四周古怪的聲響依然此起彼伏,不知道是不是沒有照明的原因,再沒有像上層那樣古怪的生物靠近我們的周身,有幾次我甚至可以感覺到那喘息就在我們的不遠處,但在我轉變路線繞開之後,他們並沒有再追隨上來。
“這也太無聊了,這活動是給咱們摸黑試膽的嗎?”豪子忍受不了無窮無儘的黑暗帶來的單調場景,抱怨道。
“等下,彆說話。”
我吞咽了一下口水,把視線集中在正前方的黑暗中,如果不是我太過於敏感,剛才不遠處確實傳來了輕微的腳步聲。
在我們停下腳步的那一刻,對麵的聲響也相應地消失不見。
前方大概率是有一隊玩家和我們迎麵相遇,因為不清楚對方的底細,我也不敢輕舉妄動,因此雙方就在這黑暗中僵持起來。
等待的過程永遠顯得漫長而煎熬,豪子耐不住性子,小聲地吊著嗓子“顧奈,到底啥情況啊?”
“前麵好像有一隊人。”
“你確定嗎,不會是聽錯了吧,要是沒人,我們一直站在這裡豈不是很傻。”
給豪子這麼一說,我心裡也直打鼓,偏偏前方又遲遲沒有動靜,更使我加深了對自己聽錯聲音的懷疑。
正當我準備放棄無休止的等待,繼續前進時,對麵的黑暗中突然飄出一個擲地有聲的男中音“對麵的兄弟還在嗎,能否認識一下?”

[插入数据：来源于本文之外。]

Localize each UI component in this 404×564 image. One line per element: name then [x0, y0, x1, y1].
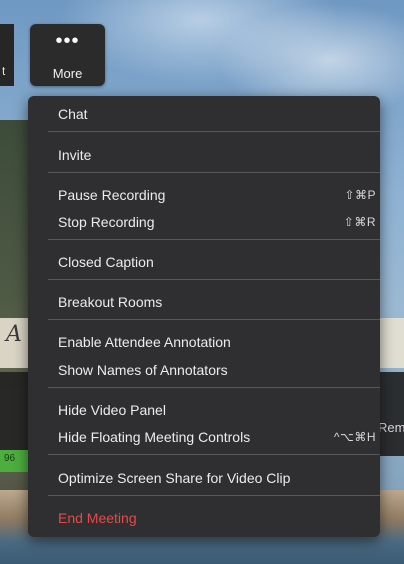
menu-divider [48, 387, 380, 388]
meeting-screen: A Ne Rem 96 t ••• More Chat Invite Pause… [0, 0, 404, 564]
menu-item-end-meeting[interactable]: End Meeting [58, 508, 358, 528]
menu-divider [48, 239, 380, 240]
more-button-label: More [52, 66, 83, 81]
menu-item-label: Show Names of Annotators [58, 362, 228, 378]
menu-item-label: Invite [58, 147, 92, 163]
menu-divider [48, 172, 380, 173]
menu-item-label: End Meeting [58, 510, 137, 526]
menu-item-hide-video-panel[interactable]: Hide Video Panel [58, 400, 358, 420]
more-menu: Chat Invite Pause Recording ⇧⌘P Stop Rec… [28, 96, 380, 537]
toolbar-left-label: t [2, 64, 6, 78]
menu-item-show-annotators[interactable]: Show Names of Annotators [58, 360, 358, 380]
menu-item-label: Enable Attendee Annotation [58, 334, 231, 350]
menu-item-closed-caption[interactable]: Closed Caption [58, 252, 358, 272]
menu-divider [48, 454, 380, 455]
menu-item-label: Stop Recording [58, 214, 155, 230]
background-toolbar-fragment-right: Rem [378, 420, 404, 435]
menu-item-optimize-screen-share[interactable]: Optimize Screen Share for Video Clip [58, 468, 358, 488]
menu-divider [48, 495, 380, 496]
menu-divider [48, 319, 380, 320]
more-button[interactable]: ••• More [30, 24, 105, 86]
menu-item-chat[interactable]: Chat [58, 104, 358, 124]
menu-divider [48, 131, 380, 132]
menu-divider [48, 279, 380, 280]
menu-item-label: Breakout Rooms [58, 294, 163, 310]
menu-item-pause-recording[interactable]: Pause Recording ⇧⌘P [58, 185, 376, 205]
background-green-text: 96 [4, 453, 16, 464]
ellipsis-icon: ••• [55, 30, 80, 52]
menu-item-stop-recording[interactable]: Stop Recording ⇧⌘R [58, 212, 375, 232]
menu-item-shortcut: ^⌥⌘H [333, 430, 376, 444]
menu-item-label: Hide Video Panel [58, 402, 166, 418]
menu-item-label: Chat [58, 106, 88, 122]
menu-item-label: Optimize Screen Share for Video Clip [58, 470, 291, 486]
menu-item-label: Hide Floating Meeting Controls [58, 429, 251, 445]
menu-item-label: Closed Caption [58, 254, 154, 270]
menu-item-label: Pause Recording [58, 187, 166, 203]
menu-item-breakout-rooms[interactable]: Breakout Rooms [58, 292, 358, 312]
menu-item-hide-floating-controls[interactable]: Hide Floating Meeting Controls ^⌥⌘H [58, 427, 375, 447]
menu-item-enable-annotation[interactable]: Enable Attendee Annotation [58, 332, 358, 352]
menu-item-shortcut: ⇧⌘R [343, 215, 376, 229]
background-band-letter: A [6, 322, 22, 347]
menu-item-invite[interactable]: Invite [58, 145, 358, 165]
menu-item-shortcut: ⇧⌘P [344, 188, 376, 202]
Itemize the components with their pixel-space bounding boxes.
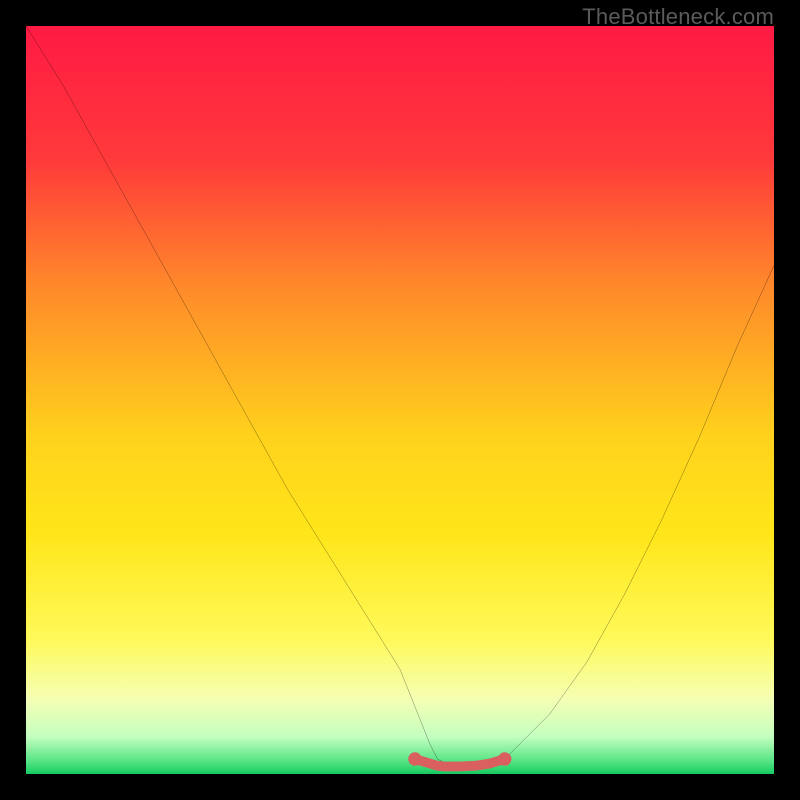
highlight-endpoint-right [498, 752, 511, 765]
bottleneck-curve [26, 26, 774, 767]
plot-area [26, 26, 774, 774]
flat-bottom-highlight [415, 759, 505, 766]
attribution-text: TheBottleneck.com [582, 4, 774, 30]
chart-frame: TheBottleneck.com [0, 0, 800, 800]
highlight-endpoint-left [408, 752, 421, 765]
curve-layer [26, 26, 774, 774]
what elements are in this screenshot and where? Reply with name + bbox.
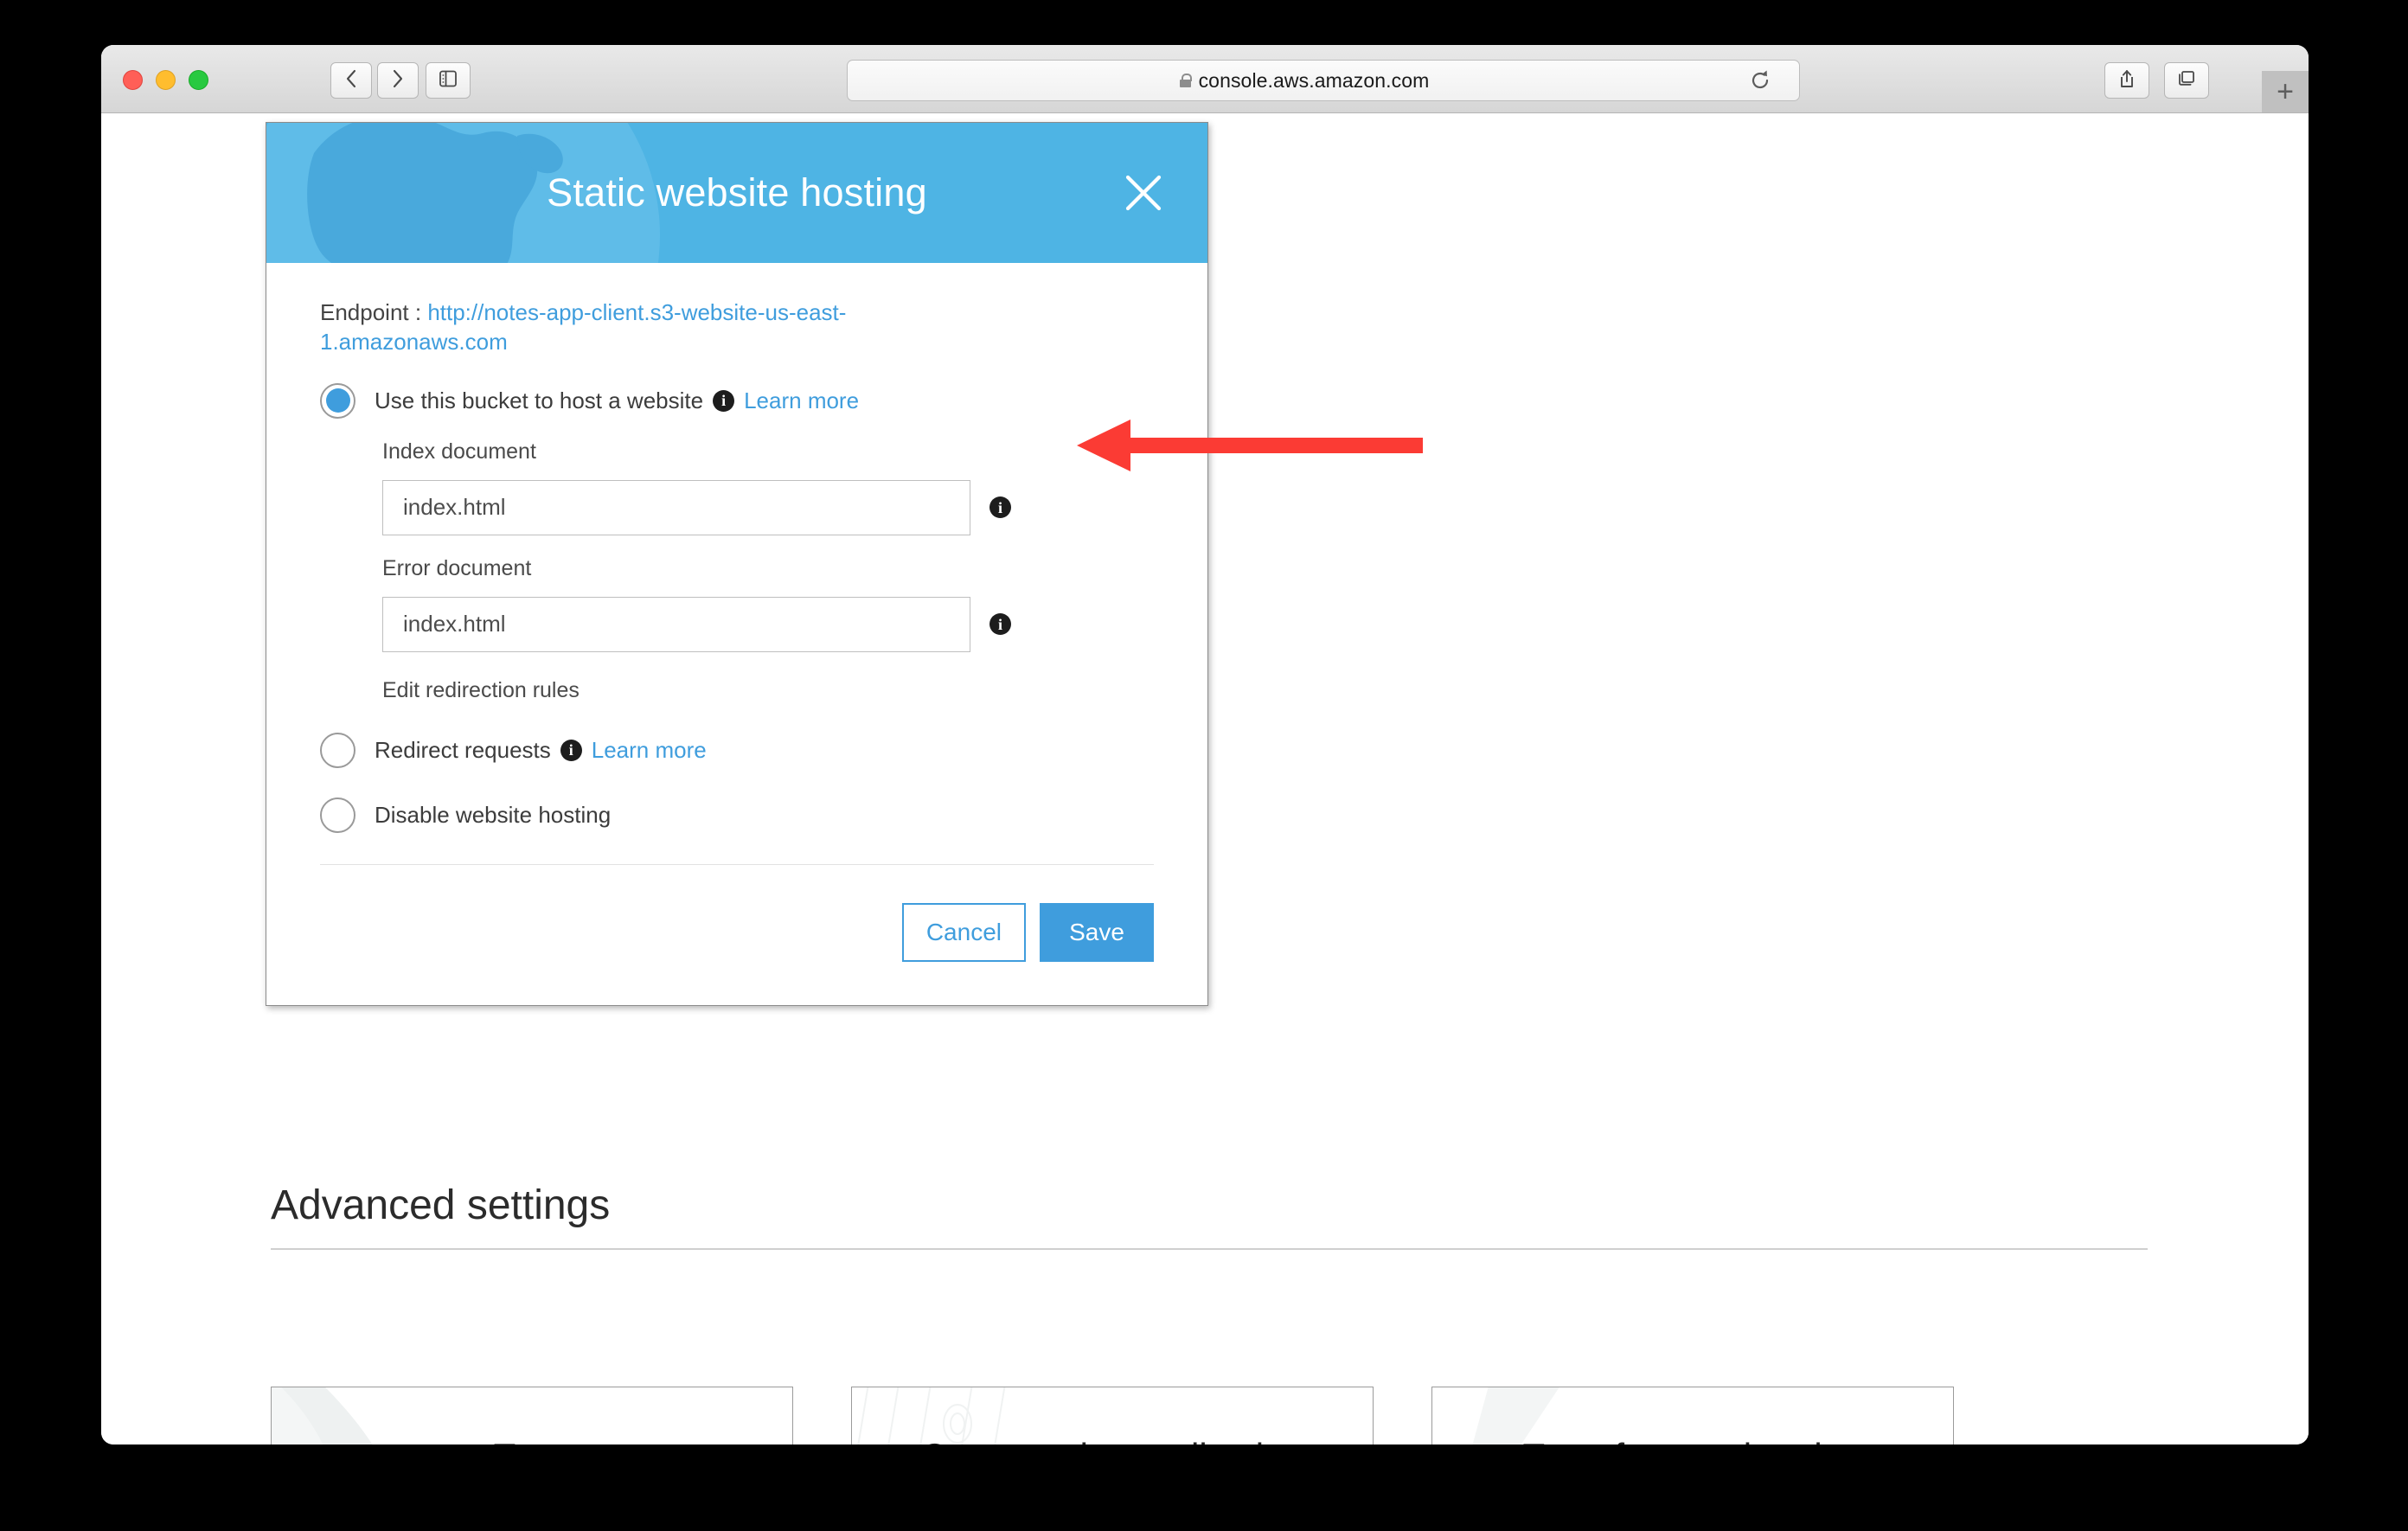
static-website-hosting-modal: Static website hosting Endpoint : http:/… <box>266 122 1208 1006</box>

聲音入耳的同時,我的大腦中閃過無數記憶的畫麵,這個聲音我應該是在什麼地方聽到過,隻是在這樣特殊的環境之下,我一時間難以對應到具體的人身上。
“我們是不是見過?”我試探性地問道。
“霜冬兄弟?”
那邊的聲音突然變了一個語調,這使得我大腦中的記憶碎片在一瞬間整合在一起,逐漸拚湊成了一個滿臉堆笑的騎士形象。
光澤。
“是我,光澤嗎?”
黑暗中亮起了一束火把,視野中一個騎士努力抑製著臉上的笑意走了過來,這使他看上去多了幾分滑稽。
眼前的這個人正是光澤無疑。
“霜冬兄弟你也不早點回應,害的我緊張半天。”他摸了摸腦袋,把視線飄向身邊的黑暗中。
“我哪能想到是你們,這麼看,風會長也在吧?”
正說著,光亮中出現了一個高瘦的祭祀,他從光澤身前走過,朝我伸出了一隻手“彆來無恙啊,霜冬。”